Frustrated by the lack of modern and effective solutions currently available, which typically range from bulky plug-in heating pads or microwavable compresses, to over-the-counter or prescription anti-inflammatory medications, to the birth control pill, Sene and co-founder Lynn Doughane decided to take matters into their own hands.
Their first-of-its-kind wearable device is rechargeable, offers long-lasting relief and most importantly, is comfortable to wear under clothing. It discreetly adheres to the pelvic area of the abdomen, using microelectronics to relax the muscles and block pain signals from travelling to the brain.
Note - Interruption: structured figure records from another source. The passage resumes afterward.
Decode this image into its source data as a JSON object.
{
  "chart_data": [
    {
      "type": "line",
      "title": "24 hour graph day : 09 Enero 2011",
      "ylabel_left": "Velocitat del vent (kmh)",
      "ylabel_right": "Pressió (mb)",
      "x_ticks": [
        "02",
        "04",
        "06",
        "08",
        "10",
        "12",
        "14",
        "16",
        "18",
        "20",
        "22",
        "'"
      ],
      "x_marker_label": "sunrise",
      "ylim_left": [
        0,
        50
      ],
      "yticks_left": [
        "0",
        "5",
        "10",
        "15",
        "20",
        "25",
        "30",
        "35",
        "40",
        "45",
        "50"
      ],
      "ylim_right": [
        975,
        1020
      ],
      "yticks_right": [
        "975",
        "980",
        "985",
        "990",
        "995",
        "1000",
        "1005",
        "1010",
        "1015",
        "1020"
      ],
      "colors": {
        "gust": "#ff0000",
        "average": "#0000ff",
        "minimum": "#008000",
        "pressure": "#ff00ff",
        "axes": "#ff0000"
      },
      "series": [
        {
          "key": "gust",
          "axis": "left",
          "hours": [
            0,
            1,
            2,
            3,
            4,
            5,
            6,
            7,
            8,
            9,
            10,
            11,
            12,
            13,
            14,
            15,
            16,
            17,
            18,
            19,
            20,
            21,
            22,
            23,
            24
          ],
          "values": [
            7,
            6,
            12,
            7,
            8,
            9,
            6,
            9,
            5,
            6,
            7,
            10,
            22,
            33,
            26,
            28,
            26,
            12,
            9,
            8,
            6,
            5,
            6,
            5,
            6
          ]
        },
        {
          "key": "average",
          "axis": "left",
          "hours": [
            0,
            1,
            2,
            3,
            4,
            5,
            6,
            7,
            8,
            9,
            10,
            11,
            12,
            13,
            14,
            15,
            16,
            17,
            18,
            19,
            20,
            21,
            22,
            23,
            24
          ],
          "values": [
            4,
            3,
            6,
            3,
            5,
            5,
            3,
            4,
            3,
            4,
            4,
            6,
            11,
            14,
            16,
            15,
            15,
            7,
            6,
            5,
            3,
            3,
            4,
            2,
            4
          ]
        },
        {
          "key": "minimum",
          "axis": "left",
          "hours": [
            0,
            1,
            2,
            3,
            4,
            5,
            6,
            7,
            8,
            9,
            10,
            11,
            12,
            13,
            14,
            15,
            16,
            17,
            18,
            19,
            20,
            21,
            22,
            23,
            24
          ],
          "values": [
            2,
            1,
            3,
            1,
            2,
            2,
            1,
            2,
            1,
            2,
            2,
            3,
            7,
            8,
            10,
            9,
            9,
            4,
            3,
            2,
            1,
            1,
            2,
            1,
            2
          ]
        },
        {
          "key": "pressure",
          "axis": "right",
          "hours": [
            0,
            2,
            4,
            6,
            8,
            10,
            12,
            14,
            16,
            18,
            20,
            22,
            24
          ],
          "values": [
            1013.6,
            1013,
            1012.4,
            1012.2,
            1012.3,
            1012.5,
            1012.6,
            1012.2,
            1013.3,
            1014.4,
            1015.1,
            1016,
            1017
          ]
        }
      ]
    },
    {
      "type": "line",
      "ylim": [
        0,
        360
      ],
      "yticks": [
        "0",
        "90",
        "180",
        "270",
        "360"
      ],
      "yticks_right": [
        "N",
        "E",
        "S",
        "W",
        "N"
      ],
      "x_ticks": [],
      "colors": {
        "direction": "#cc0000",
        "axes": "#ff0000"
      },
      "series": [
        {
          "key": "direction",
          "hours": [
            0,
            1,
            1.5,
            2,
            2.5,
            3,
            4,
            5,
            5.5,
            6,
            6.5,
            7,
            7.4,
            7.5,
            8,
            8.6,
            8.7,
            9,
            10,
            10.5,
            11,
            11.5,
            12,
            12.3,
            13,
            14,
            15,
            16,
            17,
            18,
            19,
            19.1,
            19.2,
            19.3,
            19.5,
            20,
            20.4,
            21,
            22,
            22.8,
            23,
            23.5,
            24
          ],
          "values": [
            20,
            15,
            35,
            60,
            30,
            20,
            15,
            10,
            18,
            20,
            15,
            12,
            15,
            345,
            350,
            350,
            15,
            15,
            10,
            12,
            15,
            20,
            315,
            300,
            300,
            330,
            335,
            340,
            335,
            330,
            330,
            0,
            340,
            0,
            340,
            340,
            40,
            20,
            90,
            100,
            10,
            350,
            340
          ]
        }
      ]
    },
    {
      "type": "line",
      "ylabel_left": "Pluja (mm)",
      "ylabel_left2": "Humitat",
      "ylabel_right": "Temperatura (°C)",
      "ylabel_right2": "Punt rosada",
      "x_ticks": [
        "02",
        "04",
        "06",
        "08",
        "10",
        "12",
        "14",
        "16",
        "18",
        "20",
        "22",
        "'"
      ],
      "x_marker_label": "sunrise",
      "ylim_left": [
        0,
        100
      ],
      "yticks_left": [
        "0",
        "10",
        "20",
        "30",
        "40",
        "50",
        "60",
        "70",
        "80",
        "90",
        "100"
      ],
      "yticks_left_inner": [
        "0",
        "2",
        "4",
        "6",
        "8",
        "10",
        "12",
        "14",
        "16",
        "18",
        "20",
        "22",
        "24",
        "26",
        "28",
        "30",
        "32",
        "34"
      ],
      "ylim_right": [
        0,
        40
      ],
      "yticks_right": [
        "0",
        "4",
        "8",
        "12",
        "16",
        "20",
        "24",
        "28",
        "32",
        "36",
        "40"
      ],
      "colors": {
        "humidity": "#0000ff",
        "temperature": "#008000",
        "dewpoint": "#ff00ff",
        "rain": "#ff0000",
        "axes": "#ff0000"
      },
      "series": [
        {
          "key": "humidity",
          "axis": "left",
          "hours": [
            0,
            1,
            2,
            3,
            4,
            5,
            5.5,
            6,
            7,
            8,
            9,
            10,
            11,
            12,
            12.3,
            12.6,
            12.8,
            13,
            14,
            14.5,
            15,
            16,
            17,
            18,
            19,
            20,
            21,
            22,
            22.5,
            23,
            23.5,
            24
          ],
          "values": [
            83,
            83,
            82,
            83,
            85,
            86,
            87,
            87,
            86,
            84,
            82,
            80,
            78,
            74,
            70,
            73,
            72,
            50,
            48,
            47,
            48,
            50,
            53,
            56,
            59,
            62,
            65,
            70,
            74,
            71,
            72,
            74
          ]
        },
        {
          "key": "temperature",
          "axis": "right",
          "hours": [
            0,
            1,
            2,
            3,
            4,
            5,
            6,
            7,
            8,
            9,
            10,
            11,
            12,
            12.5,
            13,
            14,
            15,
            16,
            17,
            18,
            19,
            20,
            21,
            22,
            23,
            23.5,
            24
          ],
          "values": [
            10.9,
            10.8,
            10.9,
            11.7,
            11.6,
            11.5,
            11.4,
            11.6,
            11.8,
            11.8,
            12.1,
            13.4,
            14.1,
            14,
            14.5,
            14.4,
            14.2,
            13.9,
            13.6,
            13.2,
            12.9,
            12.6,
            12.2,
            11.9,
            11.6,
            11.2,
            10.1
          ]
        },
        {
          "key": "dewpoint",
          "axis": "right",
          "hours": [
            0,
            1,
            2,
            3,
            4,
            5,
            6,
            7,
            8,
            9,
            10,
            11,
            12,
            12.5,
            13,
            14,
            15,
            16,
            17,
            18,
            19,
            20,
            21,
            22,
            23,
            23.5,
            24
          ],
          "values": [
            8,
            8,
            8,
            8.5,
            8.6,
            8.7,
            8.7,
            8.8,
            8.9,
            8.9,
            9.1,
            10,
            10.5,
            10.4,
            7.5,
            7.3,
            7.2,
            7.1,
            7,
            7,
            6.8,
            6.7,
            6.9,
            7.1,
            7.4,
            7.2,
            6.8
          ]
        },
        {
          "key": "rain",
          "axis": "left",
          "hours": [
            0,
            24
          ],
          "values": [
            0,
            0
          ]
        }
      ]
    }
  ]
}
“We are creating a solution for something that affects us directly, so we really understand the users and have them in mind with every decision we make,” said Sene in the same release. “We wouldn’t bring something to market that we wouldn’t use ourselves.”
Less than a year after launching Juno, named for the Roman goddess that symbolizes women’s health, fertility and childbirth, Sene is on track to have a working prototype ready next month. The company will launch its first tests involving 30 to 50 female patients in Lebanon (Doughane’s native country) shortly afterward, and is working on FDA and Health Canada approval as a class II medical device, with the goal of having a commercial product ready for market by the end of 2024.
“We’ve tested it on ourselves and our friends. Now it’s about making sure the positive results we’re seeing apply to a larger population as well,” said Sene.